Weeks of bickering with Republicans over the debt ceiling did take its toll. Standard and Poor’s downgraded the United States credit rating to AA+, citing the inability of the Congress and President to get their acts together on the national debt. The credit rating agency left them both to blame.
But, there is only one man in the White House, the focal point of credit and blame, and that is Barack Obama. As the news, as odd as it came on a Friday night, came in about the Standard and Poor’s decision, a more pressing matter came into the White House.
In Afghanistan, 31 American troops were killed in one shot from a Taliban supporter’s anti aircraft weapon against a Chinook helicopter. Seven Aghans were killed as well. The war in Afghanistan, thought to be one the United States was winding down victory in, is all too real again.

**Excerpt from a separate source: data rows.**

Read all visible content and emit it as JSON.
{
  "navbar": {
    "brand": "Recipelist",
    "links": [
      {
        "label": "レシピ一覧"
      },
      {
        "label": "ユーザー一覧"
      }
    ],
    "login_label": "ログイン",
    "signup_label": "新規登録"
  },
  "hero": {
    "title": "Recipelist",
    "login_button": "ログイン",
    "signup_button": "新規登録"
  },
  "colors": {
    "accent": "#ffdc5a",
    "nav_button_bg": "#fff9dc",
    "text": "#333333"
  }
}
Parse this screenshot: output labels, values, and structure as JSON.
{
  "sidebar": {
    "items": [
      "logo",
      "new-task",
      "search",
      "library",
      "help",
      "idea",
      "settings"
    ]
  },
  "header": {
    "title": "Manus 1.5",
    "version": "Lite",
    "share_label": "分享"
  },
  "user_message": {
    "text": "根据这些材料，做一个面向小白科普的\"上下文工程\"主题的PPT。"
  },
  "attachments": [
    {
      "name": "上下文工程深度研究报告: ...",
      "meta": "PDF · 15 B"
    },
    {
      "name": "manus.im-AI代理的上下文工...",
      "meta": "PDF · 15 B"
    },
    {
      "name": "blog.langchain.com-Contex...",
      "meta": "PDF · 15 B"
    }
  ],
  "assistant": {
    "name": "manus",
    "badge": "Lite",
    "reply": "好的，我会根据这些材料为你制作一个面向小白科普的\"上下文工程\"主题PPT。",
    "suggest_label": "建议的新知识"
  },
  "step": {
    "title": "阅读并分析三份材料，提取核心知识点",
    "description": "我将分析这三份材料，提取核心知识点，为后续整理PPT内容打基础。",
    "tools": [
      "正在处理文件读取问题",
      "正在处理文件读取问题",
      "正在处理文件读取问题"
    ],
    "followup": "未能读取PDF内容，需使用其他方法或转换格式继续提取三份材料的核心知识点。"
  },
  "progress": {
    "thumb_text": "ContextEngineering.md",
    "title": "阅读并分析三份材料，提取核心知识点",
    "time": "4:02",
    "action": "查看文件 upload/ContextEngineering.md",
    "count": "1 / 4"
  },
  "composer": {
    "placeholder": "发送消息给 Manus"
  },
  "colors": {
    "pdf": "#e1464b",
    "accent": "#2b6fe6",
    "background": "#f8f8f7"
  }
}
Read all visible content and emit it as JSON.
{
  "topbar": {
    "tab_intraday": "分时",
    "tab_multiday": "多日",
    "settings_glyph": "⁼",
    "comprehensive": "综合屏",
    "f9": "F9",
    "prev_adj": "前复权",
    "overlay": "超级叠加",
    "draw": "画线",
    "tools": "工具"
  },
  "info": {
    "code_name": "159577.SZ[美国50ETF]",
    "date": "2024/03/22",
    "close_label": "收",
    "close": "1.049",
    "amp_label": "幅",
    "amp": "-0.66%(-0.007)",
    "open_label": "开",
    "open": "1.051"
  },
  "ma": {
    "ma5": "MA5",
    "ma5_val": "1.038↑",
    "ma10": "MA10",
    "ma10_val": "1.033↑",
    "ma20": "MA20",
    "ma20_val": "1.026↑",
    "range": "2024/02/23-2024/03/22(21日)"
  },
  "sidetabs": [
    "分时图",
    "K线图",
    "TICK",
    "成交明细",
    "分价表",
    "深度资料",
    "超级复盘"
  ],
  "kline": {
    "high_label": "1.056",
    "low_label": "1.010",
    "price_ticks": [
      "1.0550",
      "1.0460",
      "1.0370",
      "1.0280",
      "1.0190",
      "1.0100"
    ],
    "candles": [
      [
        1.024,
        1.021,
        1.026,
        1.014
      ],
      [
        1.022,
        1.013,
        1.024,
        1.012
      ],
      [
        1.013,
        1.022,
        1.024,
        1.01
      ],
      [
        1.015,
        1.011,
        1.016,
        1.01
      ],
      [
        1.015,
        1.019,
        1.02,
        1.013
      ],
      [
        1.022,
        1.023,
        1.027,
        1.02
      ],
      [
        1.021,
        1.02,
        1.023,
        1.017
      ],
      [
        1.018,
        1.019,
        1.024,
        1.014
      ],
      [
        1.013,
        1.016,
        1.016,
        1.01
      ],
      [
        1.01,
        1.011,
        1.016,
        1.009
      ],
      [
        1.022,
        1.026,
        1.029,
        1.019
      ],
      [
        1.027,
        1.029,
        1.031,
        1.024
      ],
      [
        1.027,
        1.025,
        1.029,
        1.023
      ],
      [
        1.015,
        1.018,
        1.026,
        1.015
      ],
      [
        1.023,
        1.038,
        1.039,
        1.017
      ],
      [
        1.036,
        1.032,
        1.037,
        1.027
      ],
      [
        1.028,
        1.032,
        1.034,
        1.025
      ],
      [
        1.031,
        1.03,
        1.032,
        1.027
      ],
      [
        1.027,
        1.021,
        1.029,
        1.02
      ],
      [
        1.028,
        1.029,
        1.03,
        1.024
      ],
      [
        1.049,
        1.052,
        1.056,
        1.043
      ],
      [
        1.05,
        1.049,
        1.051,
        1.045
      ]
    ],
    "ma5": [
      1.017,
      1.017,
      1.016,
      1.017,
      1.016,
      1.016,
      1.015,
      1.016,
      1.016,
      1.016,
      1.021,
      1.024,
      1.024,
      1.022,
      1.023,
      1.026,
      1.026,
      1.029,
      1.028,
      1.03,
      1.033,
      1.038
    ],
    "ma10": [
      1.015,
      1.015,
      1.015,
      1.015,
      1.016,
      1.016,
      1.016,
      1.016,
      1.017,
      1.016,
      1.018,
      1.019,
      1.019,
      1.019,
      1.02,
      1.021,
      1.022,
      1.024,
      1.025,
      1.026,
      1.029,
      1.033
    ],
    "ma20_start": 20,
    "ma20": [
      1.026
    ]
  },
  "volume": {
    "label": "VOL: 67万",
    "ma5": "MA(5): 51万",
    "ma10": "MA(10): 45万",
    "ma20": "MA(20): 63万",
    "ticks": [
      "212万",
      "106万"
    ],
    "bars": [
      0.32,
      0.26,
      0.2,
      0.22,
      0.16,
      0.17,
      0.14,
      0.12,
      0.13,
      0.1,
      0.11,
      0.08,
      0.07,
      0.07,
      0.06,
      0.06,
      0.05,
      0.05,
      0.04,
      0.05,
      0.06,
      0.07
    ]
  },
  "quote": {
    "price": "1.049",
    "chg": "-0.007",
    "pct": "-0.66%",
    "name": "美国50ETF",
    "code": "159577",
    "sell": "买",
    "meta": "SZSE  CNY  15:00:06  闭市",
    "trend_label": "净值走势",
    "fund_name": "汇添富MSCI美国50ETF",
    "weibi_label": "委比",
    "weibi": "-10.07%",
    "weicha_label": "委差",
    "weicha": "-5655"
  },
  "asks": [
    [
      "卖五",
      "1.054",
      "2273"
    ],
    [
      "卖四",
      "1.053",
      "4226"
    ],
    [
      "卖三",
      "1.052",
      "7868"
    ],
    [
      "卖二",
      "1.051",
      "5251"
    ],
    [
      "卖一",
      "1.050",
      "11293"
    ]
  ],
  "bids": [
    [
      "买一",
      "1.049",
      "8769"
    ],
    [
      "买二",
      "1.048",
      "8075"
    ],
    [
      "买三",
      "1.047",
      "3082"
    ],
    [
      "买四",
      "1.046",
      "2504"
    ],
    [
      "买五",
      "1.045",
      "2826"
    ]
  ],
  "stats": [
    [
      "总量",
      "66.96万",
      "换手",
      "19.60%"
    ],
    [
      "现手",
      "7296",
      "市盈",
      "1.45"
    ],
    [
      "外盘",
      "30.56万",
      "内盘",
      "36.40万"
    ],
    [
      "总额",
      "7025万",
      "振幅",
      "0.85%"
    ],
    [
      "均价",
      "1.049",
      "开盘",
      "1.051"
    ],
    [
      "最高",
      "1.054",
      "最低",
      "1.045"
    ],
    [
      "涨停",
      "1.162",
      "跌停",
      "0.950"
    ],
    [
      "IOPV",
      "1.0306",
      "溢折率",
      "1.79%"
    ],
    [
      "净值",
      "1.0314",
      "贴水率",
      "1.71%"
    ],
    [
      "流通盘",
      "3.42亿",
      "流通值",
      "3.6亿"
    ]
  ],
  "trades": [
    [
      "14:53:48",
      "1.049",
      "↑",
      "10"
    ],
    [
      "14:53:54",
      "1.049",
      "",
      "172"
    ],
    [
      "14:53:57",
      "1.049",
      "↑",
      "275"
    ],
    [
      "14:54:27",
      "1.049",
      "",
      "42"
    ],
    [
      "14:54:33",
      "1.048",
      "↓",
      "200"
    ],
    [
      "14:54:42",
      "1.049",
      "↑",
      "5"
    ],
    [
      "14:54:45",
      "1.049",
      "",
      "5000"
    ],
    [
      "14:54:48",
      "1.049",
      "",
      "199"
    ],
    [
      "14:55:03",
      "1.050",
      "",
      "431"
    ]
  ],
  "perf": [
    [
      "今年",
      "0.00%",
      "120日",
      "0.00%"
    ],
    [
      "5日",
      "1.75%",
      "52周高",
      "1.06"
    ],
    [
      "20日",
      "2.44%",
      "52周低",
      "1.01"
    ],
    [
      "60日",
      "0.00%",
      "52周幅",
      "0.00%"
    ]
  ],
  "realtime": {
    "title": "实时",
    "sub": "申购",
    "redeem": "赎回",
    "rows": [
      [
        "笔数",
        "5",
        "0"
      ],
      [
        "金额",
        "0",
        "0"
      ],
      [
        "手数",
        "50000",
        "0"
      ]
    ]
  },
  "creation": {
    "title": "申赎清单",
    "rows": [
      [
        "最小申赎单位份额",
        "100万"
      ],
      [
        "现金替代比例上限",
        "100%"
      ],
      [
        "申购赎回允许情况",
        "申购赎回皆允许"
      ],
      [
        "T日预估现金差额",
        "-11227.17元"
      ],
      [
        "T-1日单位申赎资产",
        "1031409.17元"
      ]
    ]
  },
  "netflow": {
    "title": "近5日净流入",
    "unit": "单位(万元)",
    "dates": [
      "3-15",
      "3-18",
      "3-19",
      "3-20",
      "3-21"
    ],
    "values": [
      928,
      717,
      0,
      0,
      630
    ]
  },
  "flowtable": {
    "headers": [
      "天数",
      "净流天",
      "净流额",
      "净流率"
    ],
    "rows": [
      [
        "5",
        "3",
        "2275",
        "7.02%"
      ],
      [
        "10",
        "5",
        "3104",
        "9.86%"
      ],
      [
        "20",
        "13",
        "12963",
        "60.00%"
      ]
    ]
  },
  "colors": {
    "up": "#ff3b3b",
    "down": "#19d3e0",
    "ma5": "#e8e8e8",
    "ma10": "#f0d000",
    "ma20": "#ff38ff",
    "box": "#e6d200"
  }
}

Add to that dismal economic numbers that came out this week, along with a sluggish stock market. We are indeed a long way from the heady day in January 2009, when the President took office, and even farther from his campaign promises to win in Afghanistan, get out finances in order, and get our economy moving again.
Indeed, this President, whose election was to so many a dream come true, is living a nightmare. The bad news just keeps coming to his desk. And, fair or not, he will take the blame. That is how life in the Oval Office goes. Sometimes the circumstances overwhelms the man holding the job.
It happened in 1968. Lyndon Johnson passed more legislation to help the poor than any President in history. He also did more to fight the communist menace than any President during the Cold War. But it whipped him politically, and he wisely sought no second term on his own.
Perhaps President Obama should think of Lyndon Johnson. The economy suffers, our credit is downgraded, the war he promised to win for us is still hot, perhaps the President should shock the world and remove himself for re-election. It would give his Presidency a boost past this low point and be a real act of patriotism. Besides, a former President Obama will live a comfortable life with book and speaking deals and secret service to boot.
Chances are Obama will run re-election. And, as he does, he will, by the force of campaigning, have to divide this nation. The President will do the very thing that Standard and Poor’s says is the problem. The Republicans will answer him in kind. Doing business in this country is secondary to their respective political whims.
But, one thing is not a whim. Like him or not, President Obama has overseen growing debt and military and economic setbacks. His promise is nowhere near being fulfilled. Indeed, his Presidency, with the recent news is at a low point not seen since that of Jimmy Carter.